Karena setiap suara yang masuk dalam DPT adalah suara sah secara nasional dan suara sah tersebut secara otomatis telah bergabung didalam Partai Komite Pemerintahan Rakyat Independen karena yang memperjuangkan hak memilih untuk tidak memilih adalah wujud kedaulatan rakyat

“Mengapa harus dirubah persentasinya? Karena data memilih untuk tidak memilih jauh lebih besar jumlahnya dari Partai Politik atau Gabungan Partai Politik Peserta Pemilu yang memenuhi persyaratan perolehan kursi paling sedikit 20% (dua puluh persen) dari jumlah kursi DPR atau memperoleh 25% (dua puluh lima persen) dari suara sah secara nasional pada Pemilu anggota DPR sebelumnya, seperti yang dirilis KPU sejumlah 30,42%,” urai dia.

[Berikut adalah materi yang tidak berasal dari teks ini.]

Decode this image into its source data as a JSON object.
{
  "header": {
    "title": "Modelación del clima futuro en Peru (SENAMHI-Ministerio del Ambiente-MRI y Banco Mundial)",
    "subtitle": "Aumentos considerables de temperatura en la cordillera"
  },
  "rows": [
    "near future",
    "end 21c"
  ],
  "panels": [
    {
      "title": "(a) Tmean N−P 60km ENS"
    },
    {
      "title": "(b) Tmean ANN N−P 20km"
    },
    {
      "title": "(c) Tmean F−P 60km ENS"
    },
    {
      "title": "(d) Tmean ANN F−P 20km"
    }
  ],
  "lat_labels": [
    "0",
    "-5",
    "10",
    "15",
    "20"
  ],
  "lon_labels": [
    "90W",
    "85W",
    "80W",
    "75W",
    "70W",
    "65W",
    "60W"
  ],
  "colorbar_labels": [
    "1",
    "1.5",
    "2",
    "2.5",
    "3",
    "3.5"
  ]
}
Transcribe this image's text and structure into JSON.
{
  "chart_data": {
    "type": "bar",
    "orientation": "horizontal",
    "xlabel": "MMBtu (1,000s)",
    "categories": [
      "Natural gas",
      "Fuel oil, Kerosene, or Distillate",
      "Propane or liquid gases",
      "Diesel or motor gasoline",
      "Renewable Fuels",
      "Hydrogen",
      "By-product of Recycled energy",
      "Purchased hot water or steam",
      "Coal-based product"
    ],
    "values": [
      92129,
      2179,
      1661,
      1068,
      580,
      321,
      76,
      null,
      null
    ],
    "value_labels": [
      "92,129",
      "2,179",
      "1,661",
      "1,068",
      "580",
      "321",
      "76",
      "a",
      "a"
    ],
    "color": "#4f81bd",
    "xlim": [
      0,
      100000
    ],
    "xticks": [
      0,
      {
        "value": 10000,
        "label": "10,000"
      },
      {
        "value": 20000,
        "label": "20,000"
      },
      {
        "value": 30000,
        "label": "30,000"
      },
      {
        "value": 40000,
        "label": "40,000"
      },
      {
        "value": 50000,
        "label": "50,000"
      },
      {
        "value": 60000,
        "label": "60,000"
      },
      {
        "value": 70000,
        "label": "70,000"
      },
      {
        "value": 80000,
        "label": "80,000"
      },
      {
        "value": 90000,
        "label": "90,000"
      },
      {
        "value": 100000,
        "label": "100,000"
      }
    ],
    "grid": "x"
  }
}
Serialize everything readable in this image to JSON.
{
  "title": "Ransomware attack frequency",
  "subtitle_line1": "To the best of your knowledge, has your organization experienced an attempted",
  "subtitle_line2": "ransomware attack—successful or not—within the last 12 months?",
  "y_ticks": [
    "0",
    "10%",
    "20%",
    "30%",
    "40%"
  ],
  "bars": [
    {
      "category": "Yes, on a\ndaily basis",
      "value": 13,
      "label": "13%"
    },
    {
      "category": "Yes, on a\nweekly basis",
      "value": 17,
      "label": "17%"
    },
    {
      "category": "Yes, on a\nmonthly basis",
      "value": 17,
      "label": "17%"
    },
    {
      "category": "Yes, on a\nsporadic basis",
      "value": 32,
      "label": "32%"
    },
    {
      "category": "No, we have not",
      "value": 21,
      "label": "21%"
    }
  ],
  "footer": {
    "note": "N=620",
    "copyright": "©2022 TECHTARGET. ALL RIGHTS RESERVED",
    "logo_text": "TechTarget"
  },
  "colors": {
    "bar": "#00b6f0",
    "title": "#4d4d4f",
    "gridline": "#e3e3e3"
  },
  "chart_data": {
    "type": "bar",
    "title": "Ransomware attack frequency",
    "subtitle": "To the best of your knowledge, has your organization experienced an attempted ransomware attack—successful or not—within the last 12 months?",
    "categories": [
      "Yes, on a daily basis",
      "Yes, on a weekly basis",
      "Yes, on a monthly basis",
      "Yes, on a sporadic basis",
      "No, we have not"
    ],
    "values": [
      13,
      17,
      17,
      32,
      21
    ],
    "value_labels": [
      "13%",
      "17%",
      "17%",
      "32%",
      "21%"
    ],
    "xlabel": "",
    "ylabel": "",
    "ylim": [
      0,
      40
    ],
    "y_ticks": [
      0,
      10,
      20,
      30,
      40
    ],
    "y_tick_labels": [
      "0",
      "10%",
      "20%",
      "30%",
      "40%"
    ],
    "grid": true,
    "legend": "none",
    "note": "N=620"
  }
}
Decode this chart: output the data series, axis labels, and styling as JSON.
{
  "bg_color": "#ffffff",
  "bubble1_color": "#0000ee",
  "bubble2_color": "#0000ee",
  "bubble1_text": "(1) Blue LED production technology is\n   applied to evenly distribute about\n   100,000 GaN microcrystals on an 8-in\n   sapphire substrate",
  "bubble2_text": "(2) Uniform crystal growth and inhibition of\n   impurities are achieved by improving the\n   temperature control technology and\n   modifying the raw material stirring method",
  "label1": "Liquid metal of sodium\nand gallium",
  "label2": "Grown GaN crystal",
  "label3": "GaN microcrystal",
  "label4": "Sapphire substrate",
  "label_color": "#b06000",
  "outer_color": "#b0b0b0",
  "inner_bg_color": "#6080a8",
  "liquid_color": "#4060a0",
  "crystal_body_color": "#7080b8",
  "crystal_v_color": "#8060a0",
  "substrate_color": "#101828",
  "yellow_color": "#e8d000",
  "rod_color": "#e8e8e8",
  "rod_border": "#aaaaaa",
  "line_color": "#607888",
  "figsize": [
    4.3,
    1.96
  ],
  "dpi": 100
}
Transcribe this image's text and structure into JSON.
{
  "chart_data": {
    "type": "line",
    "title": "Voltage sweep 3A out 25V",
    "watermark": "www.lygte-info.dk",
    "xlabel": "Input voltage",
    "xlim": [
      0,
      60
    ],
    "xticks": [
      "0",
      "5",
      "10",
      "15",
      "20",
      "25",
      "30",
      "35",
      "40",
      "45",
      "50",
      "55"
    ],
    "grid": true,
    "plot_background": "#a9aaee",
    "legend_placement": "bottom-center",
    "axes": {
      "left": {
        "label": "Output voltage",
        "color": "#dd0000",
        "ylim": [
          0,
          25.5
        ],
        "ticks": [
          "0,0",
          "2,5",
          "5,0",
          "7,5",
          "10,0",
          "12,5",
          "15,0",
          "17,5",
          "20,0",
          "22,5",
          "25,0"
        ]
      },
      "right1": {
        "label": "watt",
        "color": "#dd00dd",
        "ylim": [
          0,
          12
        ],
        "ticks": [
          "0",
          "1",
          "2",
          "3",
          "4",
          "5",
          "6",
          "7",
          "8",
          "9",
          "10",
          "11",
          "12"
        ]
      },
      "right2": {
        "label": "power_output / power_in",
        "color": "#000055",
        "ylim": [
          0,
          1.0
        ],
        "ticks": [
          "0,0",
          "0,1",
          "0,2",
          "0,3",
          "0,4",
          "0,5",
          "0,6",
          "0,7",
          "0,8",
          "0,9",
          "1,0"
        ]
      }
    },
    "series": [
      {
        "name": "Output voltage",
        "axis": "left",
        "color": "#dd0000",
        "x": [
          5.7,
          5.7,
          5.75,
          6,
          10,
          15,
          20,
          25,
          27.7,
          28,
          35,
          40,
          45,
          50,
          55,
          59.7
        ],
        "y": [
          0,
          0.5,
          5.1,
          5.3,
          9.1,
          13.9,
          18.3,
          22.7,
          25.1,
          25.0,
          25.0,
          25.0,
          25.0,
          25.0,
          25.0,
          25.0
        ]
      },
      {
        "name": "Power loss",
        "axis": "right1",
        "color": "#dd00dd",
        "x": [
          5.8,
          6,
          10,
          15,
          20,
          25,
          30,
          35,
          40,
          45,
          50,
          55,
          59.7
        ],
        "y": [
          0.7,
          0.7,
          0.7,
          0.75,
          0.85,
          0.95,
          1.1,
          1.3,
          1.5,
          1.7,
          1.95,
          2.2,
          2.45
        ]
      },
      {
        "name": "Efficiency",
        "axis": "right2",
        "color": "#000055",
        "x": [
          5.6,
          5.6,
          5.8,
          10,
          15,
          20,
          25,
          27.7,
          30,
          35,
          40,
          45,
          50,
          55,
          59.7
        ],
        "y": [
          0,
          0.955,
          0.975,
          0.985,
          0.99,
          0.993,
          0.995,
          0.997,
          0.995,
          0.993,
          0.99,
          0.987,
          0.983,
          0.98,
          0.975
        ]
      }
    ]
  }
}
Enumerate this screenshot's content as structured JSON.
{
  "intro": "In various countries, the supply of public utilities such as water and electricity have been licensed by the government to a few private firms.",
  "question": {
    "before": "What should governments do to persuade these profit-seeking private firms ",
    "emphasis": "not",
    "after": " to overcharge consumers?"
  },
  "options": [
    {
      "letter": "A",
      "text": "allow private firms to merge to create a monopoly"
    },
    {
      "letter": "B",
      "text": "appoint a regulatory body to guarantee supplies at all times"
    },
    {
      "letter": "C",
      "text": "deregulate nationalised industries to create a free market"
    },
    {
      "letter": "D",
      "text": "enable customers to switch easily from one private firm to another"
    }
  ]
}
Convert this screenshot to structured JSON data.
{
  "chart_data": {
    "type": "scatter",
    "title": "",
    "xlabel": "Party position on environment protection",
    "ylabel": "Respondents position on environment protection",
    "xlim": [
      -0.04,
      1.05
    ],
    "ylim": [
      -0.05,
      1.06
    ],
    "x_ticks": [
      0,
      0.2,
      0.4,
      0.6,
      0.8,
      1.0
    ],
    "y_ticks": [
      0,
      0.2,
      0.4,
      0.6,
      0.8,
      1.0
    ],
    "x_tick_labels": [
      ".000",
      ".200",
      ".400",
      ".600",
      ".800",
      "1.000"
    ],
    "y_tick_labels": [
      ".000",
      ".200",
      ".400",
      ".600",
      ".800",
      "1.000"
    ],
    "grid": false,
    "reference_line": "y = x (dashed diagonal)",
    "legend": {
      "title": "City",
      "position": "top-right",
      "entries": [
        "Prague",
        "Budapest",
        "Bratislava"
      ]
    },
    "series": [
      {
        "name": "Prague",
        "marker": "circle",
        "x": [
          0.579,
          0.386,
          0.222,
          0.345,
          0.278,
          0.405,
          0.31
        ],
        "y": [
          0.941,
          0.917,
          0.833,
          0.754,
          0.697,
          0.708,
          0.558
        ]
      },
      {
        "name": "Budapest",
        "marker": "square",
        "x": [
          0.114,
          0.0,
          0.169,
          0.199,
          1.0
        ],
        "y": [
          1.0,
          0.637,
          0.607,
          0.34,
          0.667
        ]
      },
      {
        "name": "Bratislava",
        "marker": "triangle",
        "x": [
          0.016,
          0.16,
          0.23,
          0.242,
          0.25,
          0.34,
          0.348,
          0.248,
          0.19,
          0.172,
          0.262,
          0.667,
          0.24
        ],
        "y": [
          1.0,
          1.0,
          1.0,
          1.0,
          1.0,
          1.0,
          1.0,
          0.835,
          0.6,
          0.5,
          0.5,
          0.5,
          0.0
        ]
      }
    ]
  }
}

Sedangkan pada Pasal 226 Angka 1. lanjut Sudardjo seharusnya pasal frasanya dirubah dan dinyatakan tidak mengikat Pasal 226 angka 1, bakal pasangan calon didaftarkan oleh Partai Politik atau Gabungan Partai Politik dan/atau Partai Komite Pemerintahan Rakyat Independen ke KPU dan pasangan calon yang suaranya lebih banyak ditetapkan oleh KPU sebagai pemenang secara demokratis.

Sementara alasan yang dikemukakan oleh Sudarjo melakukan pengujian Pasal 222 dan 226 angka 1 Nomor 7 Tahun 2017 karena KPU belum mengakomodir angka memilih yang tidak memilih karena pemilih yang mengambil sikap tidak memilih termasuk didalam DPT (daftar pemilih tetap).

Karena kami (pemilih yang tak mencoblos) berada dalam daftar pemilih tetap. Maka kami adalah suara sah nasional dan bisa dikatakan pemenang sah atas pemilihan umum apabila suara kami melampaui orang-orang mencoblos partai lainnya karena kemenangan kami pun merupakan representasi sejati, kemenangan dan kedaulatan rakyat.